In fact, Hattie’s review of research showed that teacher clarity has an effect size of d = 0.75.
Put another way, clear teaching helps students to progress 9 months further than students whose teachers did not have high levels of teacher clarity.
Teacher Clarity Misunderstood
Both Hattie and Wiliams encourage you to use learning intentions and success criteria to achieve this clarity. However, this has led to a lot of time being spent on plastering walls with learning intentions, mastery ladders and alike with very little benefit. Teachers are doing it for the sake of doing it, rather than to focus their teaching. Yet, it is focusing your teaching that makes the difference.
In fact, the meta-analysis Hattie reviewed does not refer to learning intentions or success criteria per se, but simply to teacher clarity. This doesn’t mean that learning intentions and success criteria are bad, but rather that they are merely one way of achieving teacher clarity. The same applies to other strategies, such as mastery ladders. You can make use of these strategies when they help you achieve clarity what you want your students to learn. However, don’t ever use them for their own sake or worse, in contexts where it wastes your time without affecting your subsequent teaching.
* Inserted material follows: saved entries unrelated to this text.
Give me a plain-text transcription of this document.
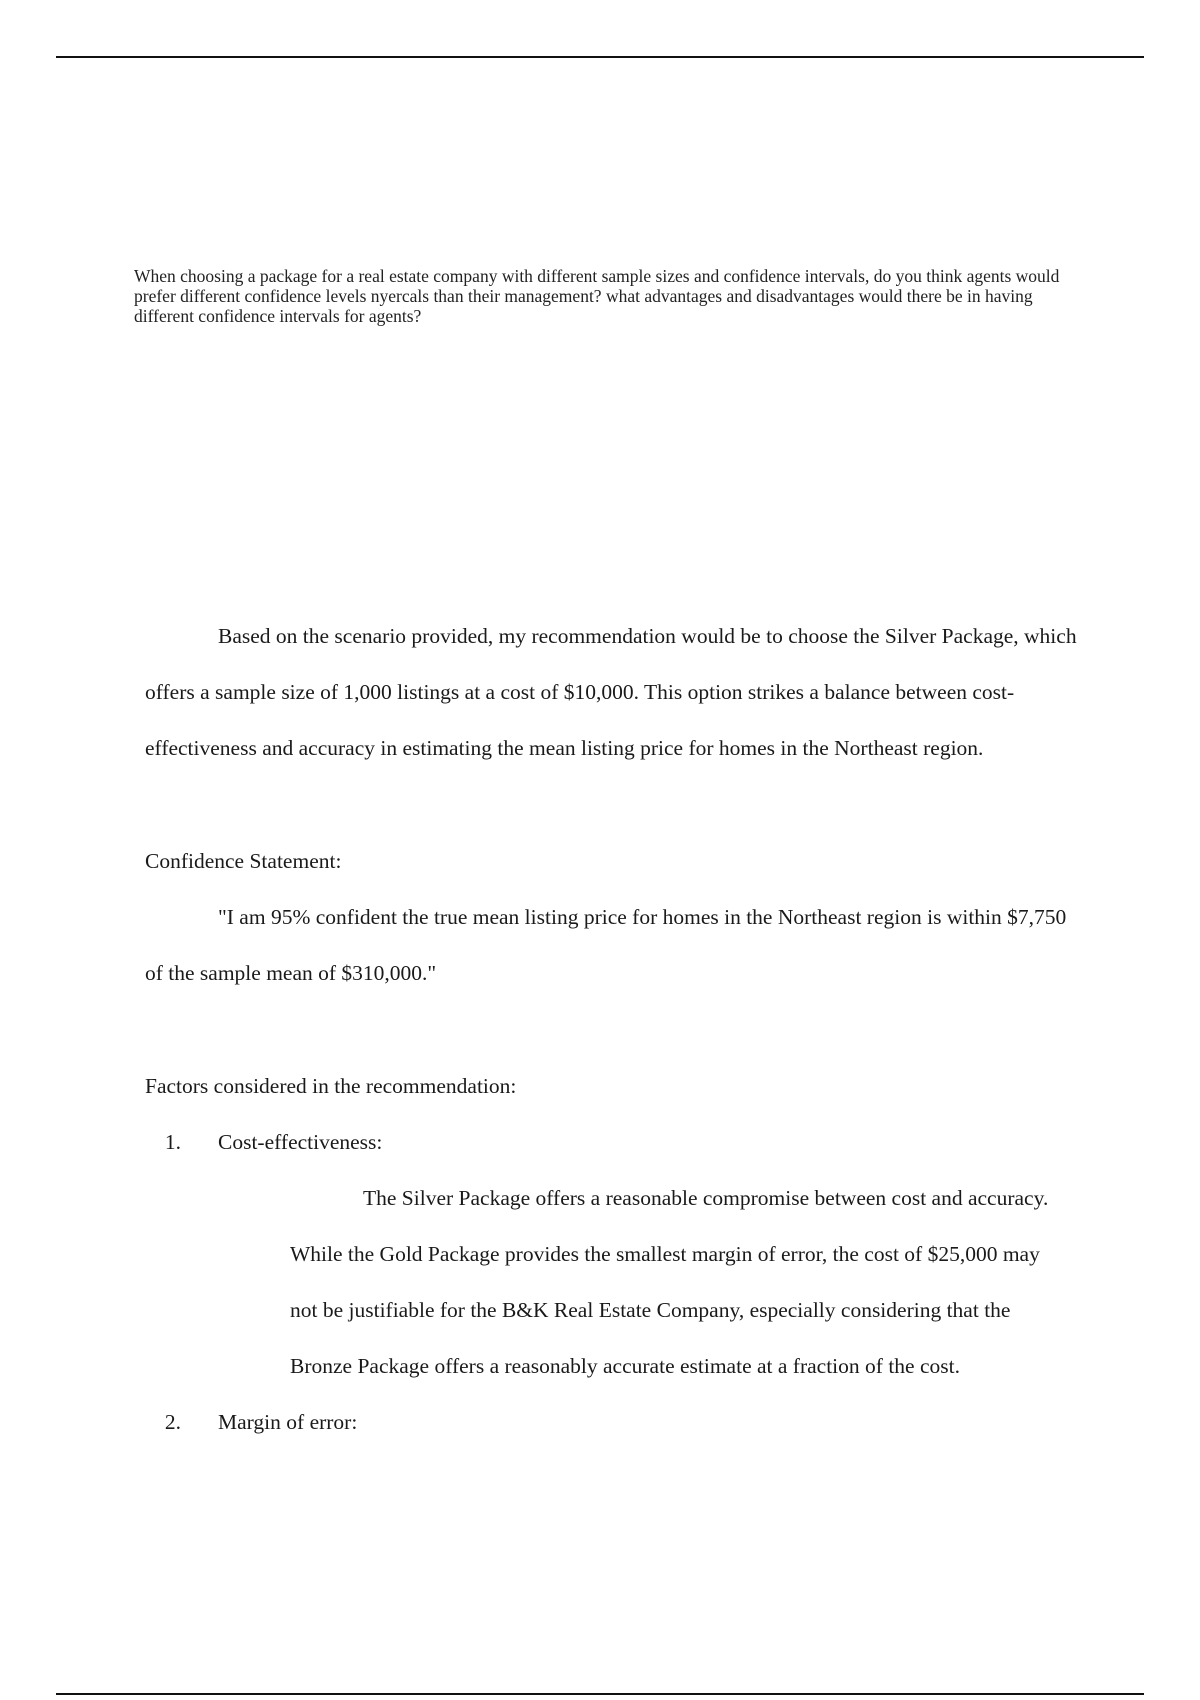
When choosing a package for a real estate company with different sample sizes and confidence intervals, do you think agents would prefer different confidence levels nyercals than their management? what advantages and disadvantages would there be in having different confidence intervals for agents?

Based on the scenario provided, my recommendation would be to choose the Silver Package, which offers a sample size of 1,000 listings at a cost of $10,000. This option strikes a balance between cost-effectiveness and accuracy in estimating the mean listing price for homes in the Northeast region.

Confidence Statement:

"I am 95% confident the true mean listing price for homes in the Northeast region is within $7,750 of the sample mean of $310,000."

Factors considered in the recommendation:

1. Cost-effectiveness:

The Silver Package offers a reasonable compromise between cost and accuracy. While the Gold Package provides the smallest margin of error, the cost of $25,000 may not be justifiable for the B&K Real Estate Company, especially considering that the Bronze Package offers a reasonably accurate estimate at a fraction of the cost.

2. Margin of error:
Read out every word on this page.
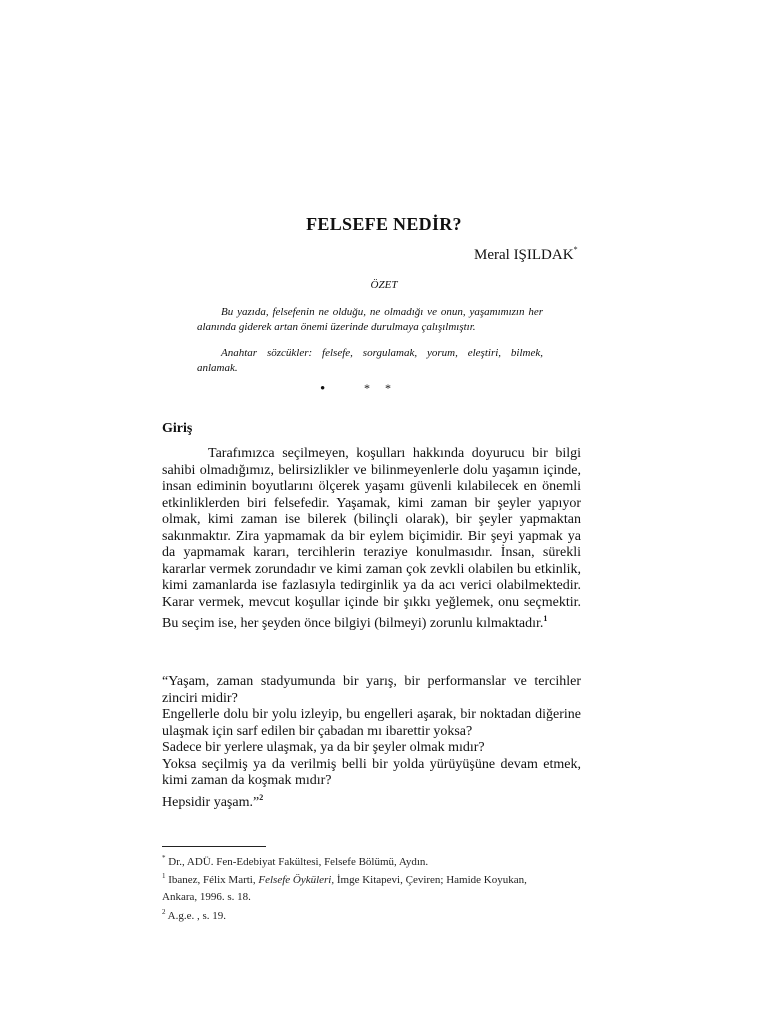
FELSEFE NEDİR?
Meral IŞILDAK*
ÖZET
Bu yazıda, felsefenin ne olduğu, ne olmadığı ve onun, yaşamımızın her alanında giderek artan önemi üzerinde durulmaya çalışılmıştır.
Anahtar sözcükler: felsefe, sorgulamak, yorum, eleştiri, bilmek, anlamak.
•	* *
Giriş

Tarafımızca seçilmeyen, koşulları hakkında doyurucu bir bilgi sahibi olmadığımız, belirsizlikler ve bilinmeyenlerle dolu yaşamın içinde, insan ediminin boyutlarını ölçerek yaşamı güvenli kılabilecek en önemli etkinliklerden biri felsefedir. Yaşamak, kimi zaman bir şeyler yapıyor olmak, kimi zaman ise bilerek (bilinçli olarak), bir şeyler yapmaktan sakınmaktır. Zira yapmamak da bir eylem biçimidir. Bir şeyi yapmak ya da yapmamak kararı, tercihlerin teraziye konulmasıdır. İnsan, sürekli kararlar vermek zorundadır ve kimi zaman çok zevkli olabilen bu etkinlik, kimi zamanlarda ise fazlasıyla tedirginlik ya da acı verici olabilmektedir. Karar vermek, mevcut koşullar içinde bir şıkkı yeğlemek, onu seçmektir. Bu seçim ise, her şeyden önce bilgiyi (bilmeyi) zorunlu kılmaktadır.$^1$

“Yaşam, zaman stadyumunda bir yarış, bir performanslar ve tercihler zinciri midir?

Engellerle dolu bir yolu izleyip, bu engelleri aşarak, bir noktadan diğerine ulaşmak için sarf edilen bir çabadan mı ibarettir yoksa?

Sadece bir yerlere ulaşmak, ya da bir şeyler olmak mıdır?

Yoksa seçilmiş ya da verilmiş belli bir yolda yürüyüşüne devam etmek, kimi zaman da koşmak mıdır?

Hepsidir yaşam.”$^2$

* Dr., ADÜ. Fen-Edebiyat Fakültesi, Felsefe Bölümü, Aydın.
$^1$ Ibanez, Félix Marti, Felsefe Öyküleri, İmge Kitapevi, Çeviren; Hamide Koyukan, Ankara, 1996. s. 18.
$^2$ A.g.e. , s. 19.
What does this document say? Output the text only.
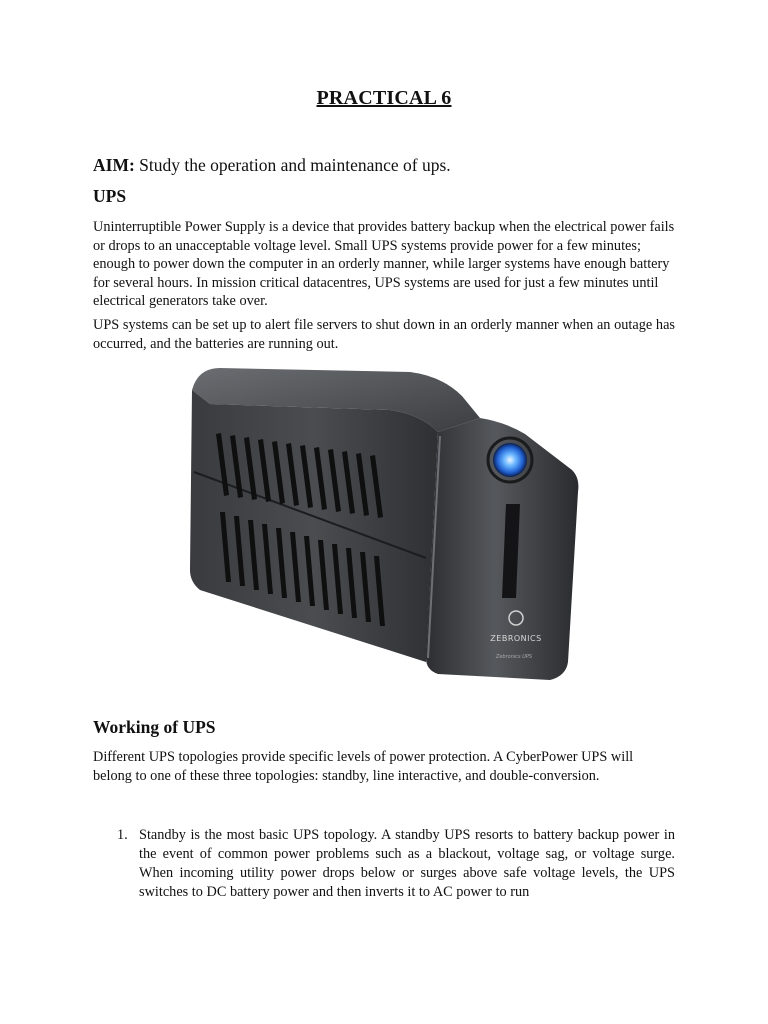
PRACTICAL 6
AIM: Study the operation and maintenance of ups.
UPS
Uninterruptible Power Supply is a device that provides battery backup when the electrical power fails or drops to an unacceptable voltage level. Small UPS systems provide power for a few minutes; enough to power down the computer in an orderly manner, while larger systems have enough battery for several hours. In mission critical datacentres, UPS systems are used for just a few minutes until electrical generators take over.
UPS systems can be set up to alert file servers to shut down in an orderly manner when an outage has occurred, and the batteries are running out.
ZEBRONICS
Zebronics UPS
Working of UPS
Different UPS topologies provide specific levels of power protection. A CyberPower UPS will belong to one of these three topologies: standby, line interactive, and double-conversion.
1. Standby is the most basic UPS topology. A standby UPS resorts to battery backup power in the event of common power problems such as a blackout, voltage sag, or voltage surge. When incoming utility power drops below or surges above safe voltage levels, the UPS switches to DC battery power and then inverts it to AC power to run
And this leads to my next point.
Teacher Clarity Must Lead To Clear Teaching
Hattie reviewed just one meta-analysis on teacher clarity, which was conducted by Frank Fendick. Fendick found that teacher clarity had a substantial impact on students’ subsequent results. Yet, being clear about what you want your students to learn is just one aspect of Fendick’s definition of teacher clarity. Teacher clarity involves:
- Being clear about what you want your students to know and be able to do
- Clearly explaining new content to students
- Clearly demonstrating relevant skills and processes that you expect students to do
- Give students practice tasks clearly focused on what you want them to know and be able to do
- Checking that students have a clear understanding of the new material
Of these dimensions, clearly explaining new content has the largest impact on subsequent results. However, when you attend to the aspects of teacher clarity collectively, your impact on your students’ results nearly doubles.